Nella stanza c’erano anche delle ragazze che non parlavano la lingua italiana, nelle mie stesse condizioni e solo quando, dopo ripetute richieste, hanno fatto entrare mia madre per seguirmi, lei ha potuto aiutare le altre compagne di stanza. Stacco, anno 2019, decido di portare avanti una gravidanza desiderata, ma le cose non funzionano e mi reco al pronto soccorso per forti dolori e perdite: mi dicono subito che non possono darmi nulla tranne il Buscopan, nonostante le Beta hCG (il valore che determina una gravidanza) stessero calando drasticamente.
La disumanità
Vengo ricoverata nel reparto, mentre mi contorcevo dal dolore: ho chiesto ripetutamente delle medicine più forti ma la risposta della ginecologa è stata «è una situazione dalla quale non si può tornare indietro ma non me la sento di darti altro, per me è ancora una vita fino a che le Beta non arriveranno allo zero». Il crocefisso che le dondolava al collo, lo ricordo nitidamente: mi sono infuriata, le ho detto che la vita che aveva davanti e di cui doveva prendersi cura ora era la mia, ben conscia che non ci fosse nulla da fare per fermare un aborto.
Ma l’accanimento è proseguito, mi ha comunicato che le sembrava strano non vedermi piangere e che mi preoccupassi solo del dolore fisico: non accettano che una donna sia consapevole di una situazione clinica e che abbia i suoi modi e i suoi tempi per elaborare un lutto. Le cose peggiorano e vengo operata d’urgenza per gravidanza ectopica, ma un mese dopo decido di scrivere una mail alla dirigente sanitaria, raccontandole l'accaduto, per fare in modo che quei trattamenti disumani non accadessero più a nessun’altra.

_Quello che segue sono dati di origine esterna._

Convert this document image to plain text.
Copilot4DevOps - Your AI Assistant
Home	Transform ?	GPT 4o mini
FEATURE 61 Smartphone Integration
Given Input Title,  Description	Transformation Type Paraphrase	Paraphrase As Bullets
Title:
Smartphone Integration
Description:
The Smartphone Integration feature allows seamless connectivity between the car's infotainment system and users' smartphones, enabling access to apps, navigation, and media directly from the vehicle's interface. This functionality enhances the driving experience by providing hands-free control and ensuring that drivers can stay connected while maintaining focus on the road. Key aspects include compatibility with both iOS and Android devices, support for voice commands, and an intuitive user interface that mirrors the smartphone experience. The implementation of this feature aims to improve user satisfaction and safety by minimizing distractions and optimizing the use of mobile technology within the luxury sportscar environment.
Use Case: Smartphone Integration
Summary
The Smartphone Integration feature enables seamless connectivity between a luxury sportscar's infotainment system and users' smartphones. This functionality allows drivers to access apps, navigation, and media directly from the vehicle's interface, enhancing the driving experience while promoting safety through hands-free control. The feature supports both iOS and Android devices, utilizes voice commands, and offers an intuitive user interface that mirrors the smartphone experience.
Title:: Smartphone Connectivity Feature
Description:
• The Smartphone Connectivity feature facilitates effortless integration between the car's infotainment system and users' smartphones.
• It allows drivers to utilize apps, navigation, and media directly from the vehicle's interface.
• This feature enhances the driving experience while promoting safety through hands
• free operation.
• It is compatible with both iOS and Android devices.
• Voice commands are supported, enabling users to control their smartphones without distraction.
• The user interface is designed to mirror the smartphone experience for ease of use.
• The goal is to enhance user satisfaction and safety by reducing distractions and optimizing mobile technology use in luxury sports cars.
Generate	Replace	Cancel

La dirigente mi invita ad un colloquio con le mediche e i medici presenti quella sera ma al momento dell’incontro, dopo il mio racconto, risponde piccata: «Le colleghe hanno seguito il protocollo e la loro coscienza: se non sai sopportare il dolore, non potrai mai diventare madre». Mi infurio, lascio la stanza e penso: non interessa come tu stia, se tu stia ricorrendo al diritto all’Ivg senza alcun dubbio o se tu stia perdendo un figlio desiderato: era diventata solo una scusa per impartire lezioni di vita, non richieste, su come si debba o meno essere madre.
Colpevolizzare
Dopo quel giorno, ho condiviso la mia esperienza con il collettivo di Non una di meno, per rendere politica la mia esperienza: sento, dunque, di dover raccontare questi episodi per far sentire meno sole le altre donne, perché dobbiamo a tutti i costi impedire che continuino ad accadere, perché il personale è politico e le risposte devono avvenire in modo compatto e radicale: restituite dalla singolarità alla collettività dei movimenti femministi, contro la disumanità.

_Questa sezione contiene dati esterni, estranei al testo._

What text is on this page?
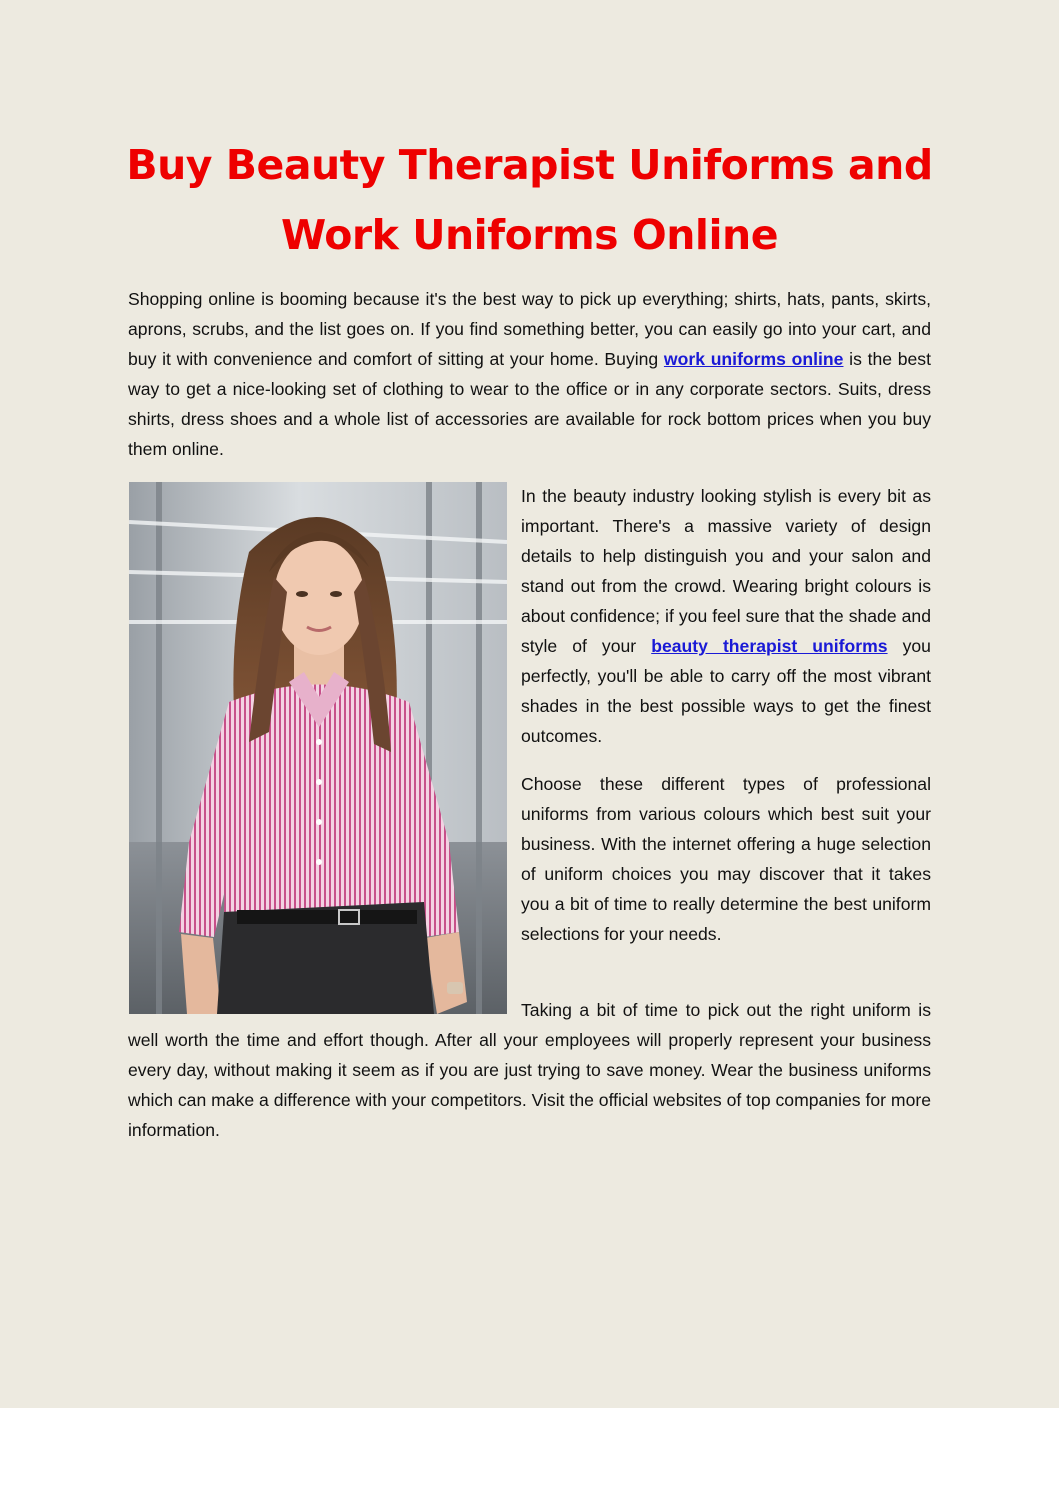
Buy Beauty Therapist Uniforms and
Work Uniforms Online

Shopping online is booming because it's the best way to pick up everything; shirts, hats, pants, skirts, aprons, scrubs, and the list goes on. If you find something better, you can easily go into your cart, and buy it with convenience and comfort of sitting at your home. Buying work uniforms online is the best way to get a nice-looking set of clothing to wear to the office or in any corporate sectors. Suits, dress shirts, dress shoes and a whole list of accessories are available for rock bottom prices when you buy them online.

In the beauty industry looking stylish is every bit as important. There's a massive variety of design details to help distinguish you and your salon and stand out from the crowd. Wearing bright colours is about confidence; if you feel sure that the shade and style of your beauty therapist uniforms you perfectly, you'll be able to carry off the most vibrant shades in the best possible ways to get the finest outcomes.

Choose these different types of professional uniforms from various colours which best suit your business. With the internet offering a huge selection of uniform choices you may discover that it takes you a bit of time to really determine the best uniform selections for your needs.

Taking a bit of time to pick out the right uniform is well worth the time and effort though. After all your employees will properly represent your business every day, without making it seem as if you are just trying to save money. Wear the business uniforms which can make a difference with your competitors. Visit the official websites of top companies for more information.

Crolla così, rumorosamente, il fragile castello di carte della retorica antiabortista della “vita nascente”, usato come leva morale e politica per giustificare forme inaudite di violenza sui corpi delle donne, per colpevolizzarle e per tentare di togliere loro il diritto all'autodeterminazione sul loro corpo e la loro salute. Rimane il presente da costruire e inventare, che già racconta di come la narrazione sia terreno di condivisione e liberazione, contro una società che vorrebbe le donne come soggetti muti e dimessi, che invece mettono in campo pratiche di alleanza e di lotta, riprendendosi spazi di parola e di azione politica, per la tutela dei diritti e della salute, senza sconti e con orgoglioso fragore.